For by grace you have been saved through faith, and that not of yourselves; it is the gift of God, not of works, lest anyone should boast. For we are His workmanship, created in Christ Jesus for good works, which God prepared beforehand that we should walk in them. (Eph. 2:8-10)

Present tense:

For the message of the cross is foolishness to those who are perishing, but to us who are being saved it is the power of God. (1 Cor 1:18)

Future tense:

Much more then, having now been justified by His blood, we shall be saved from wrath through Him. (Rom. 5:9)

It is common in systematics to divide these tenses into differing benefits, past tense being Justification, present tense being Sanctification, and future tense being Glorification. Piper’s breakdown is a bit different in his article:

  • In justification, faith receives a finished work of Christ performed outside of us and counted as ours — imputed to us.
  • In sanctification, faith receives an ongoing power of Christ that works inside us for practical holiness.
  • In final salvation at the last judgment, faith is confirmed by the sanctifying fruit it has borne, and we are saved through that fruit and that faith. As Paul says in 2 Thessalonians 2:13, “God chose you as the first fruits to be saved, through sanctification by the Spirit and belief in the truth.”

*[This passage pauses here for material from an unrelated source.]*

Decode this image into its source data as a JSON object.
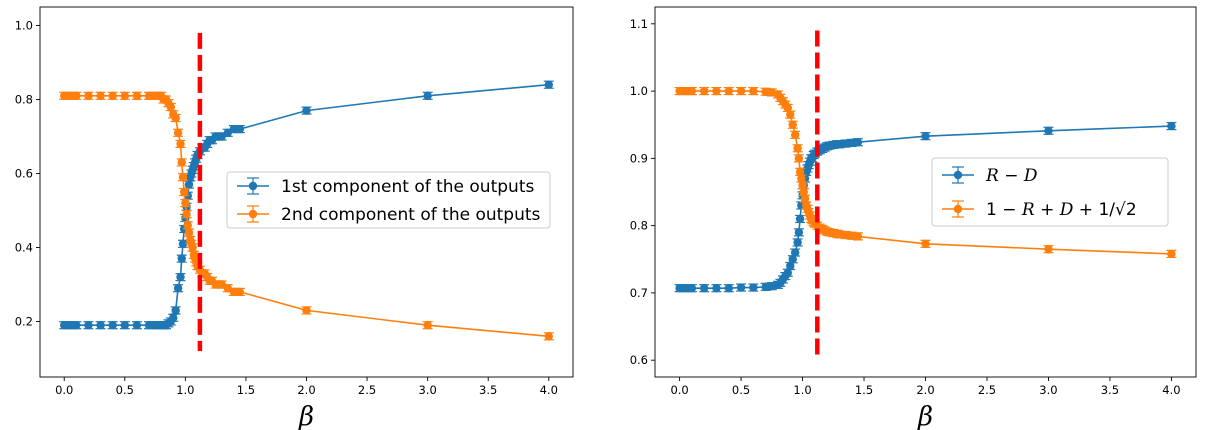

It seems to me that Piper speaks comfortably in both ways, but here is pointing up the judicial or forensic aspect of Salvation relative to both the past and the future. But no matter. I presume we all agree that each of these benefits do in fact flesh out the more holistic meaning of “salvation,” beyond just justification.  But a major problem, as I see it, is that these inseparable benefits of Union with Christ by faith are often unduly disjointed.  They are treated as though one is initially justified—right with God, as Piper puts it—and then one begins the next phase on that bases, i.e., Sanctification; then at the end of the lifelong work of Sanctification, one comes to the Last Judgement, passing through to the final and consummate stage of Glorification. Particularly for Piper, the future aspect of Salvation follows a judgment based upon all of what has gone before. Thus, fruits are brought forward as confirmations of living faith in the Last Judgement such that one cannot properly say that this future aspect of Salvation is “by means of faith alone.”